Leopards can be among the most challenging animals to track in the wild. Elusive and shy, leopards are masters of disguise, often seamlessly blending into the background. Of the “Big Five” African animals (also including elephants, lions, rhinos, and buffalo), it is the one that most visitors to Africa never see.
However, for their conservation, it is vital that we determine how many leopards exist in the wild—and in many areas, this information is missing. So, what is the best way to count leopards?
That is one of the questions we are trying to answer in a new conservation initiative at Loisaba Conservancy in central Kenya. We are using remote cameras to photograph leopards, and their unique coat patterns allow us to distinguish individuals.

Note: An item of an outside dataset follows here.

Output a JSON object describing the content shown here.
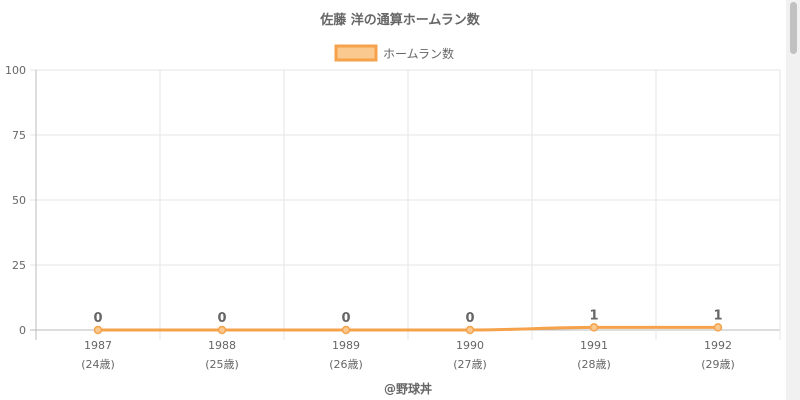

But it is not as easy as just setting up a bunch of cameras in the wild and hoping for the best. Researchers will often set cameras out in regularly spaced grids, with the idea of getting a sample of the animals that occupy the habitat. However, camera grids aimed at snapping pictures of secretive animals like leopards can suffer from low detection rates, and it can take many cameras operating for many days to get a sense of abundance. This can slow the time required to get an accurate population estimate—and increase the workload of sorting thousands of photos to find the few images of leopards.
This year in Kenya, we are taking a different tack: luring leopards into getting their picture taken. To understand what might attract a leopard to our cameras, we turned to our resident leopard experts here at the San Diego Zoo: Gaylene Thomas, an animal care supervisor; and Todd Speis, a senior keeper. They told us that successful scent attractants for leopards include a variety of herbs—except catnip, ironically! Scents such as wintergreen and cinnamon, and colognes such as CK Obsession for Men also do well.
So, given that advice, we headed to Kenya armed with colognes and essential oils—not the usual items one has for fieldwork. We are currently testing which scent lures work best to bring leopards out from hiding and have them linger long enough to get good camera images of coat patterns.
The initial results are promising, as our cameras are already getting images of leopards and identifiable coat patterns. For example, one of the tour guides at Loisaba Conservancy took several pictures of a male leopard making a stunning daylight kill—and when we began to examine the first sets of images from our cameras, we noticed an exact match in coat pattern on the left flank.
Not only will coat pattern recognition allow us to track leopards across space and time, it also provides the opportunity for citizen science. With the high-powered cameras that many tourists carry, we are now initiating a sharing platform for tourist leopard photos at Loisaba Conservancy, so that we can maximize our detection of these elusive predators.